F & R PRATT
We are fortunate in having an excellent reference book on this particular class of wares. John and Griselda Lewis1, Pratt Ware: English and Scottish relief decorated and underglazed coloured earthenware 1780-1840. This very carefully chosen title is most helpful in defining just what we mean by Pratt ware. The two most important distinguishing features are that the ware is relief moulded and this is taken to include plaques and figures and that the wares are 'underglaze coloured'; that is painted. So, strictly, Pratt ware does not normally include tablewares, unless they are mugs, jugs and teapots which are relief moulded.
For the derivation of the term Pratt ware the Lewis' book should be consulted. Any factory-marked specimens are extremely rare though literally hundreds of potters made such pieces both for the home and export markets. Mugs and jugs predominate with a smaller number of teapots and sugar boxes. Moulded plaques are uncommon, but the range of figures is very large, extending from Toby jugs, to busts of famous politicians, money boxes, pipes, vases, flower pots, stirrup cups and many more. Alas, reproductions of some of the most popular models such as the Nelson & Berry jug, the Macaroni tea canister and Peace and Plenty were produced by George and James Senior in the 1890-1920 period. Frequently these were marked Leeds Pottery. Some, but proportionately fewer, Pratt ware pieces occur in creamware rather than pearlware.
Underglaze polychrome painted pearlware tablewares This large mouthful is perhaps best described as the potters would have done as simply painted. In this equally extensive group we are thinking basically of tablewares such as plates, tea bowls and saucers, teapots, mugs and jugs which have no relief moulding whatsoever. The decoration, however, is by painting; and occasionally some sponging, in high temperature colours under the glaze. Understandably, but somewhat confusingly, these are often referred to as Pratt colours.

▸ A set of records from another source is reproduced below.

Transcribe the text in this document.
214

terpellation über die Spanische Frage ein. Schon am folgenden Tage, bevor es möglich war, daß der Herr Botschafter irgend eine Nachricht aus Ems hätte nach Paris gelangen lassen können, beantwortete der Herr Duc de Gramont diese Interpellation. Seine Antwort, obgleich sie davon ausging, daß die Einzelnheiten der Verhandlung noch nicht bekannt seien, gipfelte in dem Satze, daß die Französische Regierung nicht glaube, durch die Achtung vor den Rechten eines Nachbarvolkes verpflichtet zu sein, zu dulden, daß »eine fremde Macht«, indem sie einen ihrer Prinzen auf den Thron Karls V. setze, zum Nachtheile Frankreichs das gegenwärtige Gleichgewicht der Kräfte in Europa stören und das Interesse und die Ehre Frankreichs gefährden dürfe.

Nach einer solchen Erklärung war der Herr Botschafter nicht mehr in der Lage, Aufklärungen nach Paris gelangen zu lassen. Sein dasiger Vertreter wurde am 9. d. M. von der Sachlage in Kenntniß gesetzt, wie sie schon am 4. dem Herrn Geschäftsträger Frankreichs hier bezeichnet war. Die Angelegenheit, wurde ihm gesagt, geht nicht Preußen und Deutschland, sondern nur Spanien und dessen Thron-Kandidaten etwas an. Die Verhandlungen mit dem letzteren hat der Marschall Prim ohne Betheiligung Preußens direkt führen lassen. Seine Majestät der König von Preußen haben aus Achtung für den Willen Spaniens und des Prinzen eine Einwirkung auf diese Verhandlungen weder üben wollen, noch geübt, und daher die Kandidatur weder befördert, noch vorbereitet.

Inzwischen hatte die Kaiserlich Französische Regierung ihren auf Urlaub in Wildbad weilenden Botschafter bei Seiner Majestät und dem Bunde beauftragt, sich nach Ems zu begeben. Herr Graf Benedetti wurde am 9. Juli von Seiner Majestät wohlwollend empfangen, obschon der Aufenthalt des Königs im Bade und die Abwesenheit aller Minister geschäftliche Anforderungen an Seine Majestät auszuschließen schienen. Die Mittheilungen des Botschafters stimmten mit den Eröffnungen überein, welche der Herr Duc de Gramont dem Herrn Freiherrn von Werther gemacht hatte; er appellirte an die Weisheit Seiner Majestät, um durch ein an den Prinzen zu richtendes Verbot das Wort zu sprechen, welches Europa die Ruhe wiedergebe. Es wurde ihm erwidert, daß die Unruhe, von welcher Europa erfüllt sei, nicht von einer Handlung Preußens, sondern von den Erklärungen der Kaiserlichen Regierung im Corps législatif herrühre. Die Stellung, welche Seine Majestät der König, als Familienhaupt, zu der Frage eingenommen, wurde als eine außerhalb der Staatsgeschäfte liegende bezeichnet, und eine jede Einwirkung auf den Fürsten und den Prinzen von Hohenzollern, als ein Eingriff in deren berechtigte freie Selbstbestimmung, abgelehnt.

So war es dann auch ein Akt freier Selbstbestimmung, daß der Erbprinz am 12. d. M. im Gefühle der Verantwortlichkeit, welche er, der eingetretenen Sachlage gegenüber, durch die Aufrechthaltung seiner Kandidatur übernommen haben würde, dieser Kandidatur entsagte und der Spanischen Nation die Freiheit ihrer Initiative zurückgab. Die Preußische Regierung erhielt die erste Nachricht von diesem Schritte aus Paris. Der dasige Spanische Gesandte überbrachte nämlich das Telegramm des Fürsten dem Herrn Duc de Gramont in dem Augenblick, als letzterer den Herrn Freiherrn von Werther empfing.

Pratt ware is from the less expensive end of the price scale. Two firings only were required, and there was no relief moulding to raise the cost of production. Despite this, and the very unsophisticated nature of some of the decoration, these pots are highly esteemed by collectors, especially in the USA to which vast quantities were exported in the period 1790-1840. These cheap and cheerful pots, include the many variations of the 'peafowl' design and other charmingly naïve patterns depict butterflies, brightly coloured groups of flowers and the splendid pineapple. Later designs of the 1830s show flower patterns in a remarkably modern and somewhat over-simplified manner. This type of ware is rarely met with in English collections, but is encountered in almost every archaeological assemblage recorded in the USA from the first half of the 19th century, and in many museum and private collections. Marked wares are rare, but they were in the repertoire of almost every manufacturer.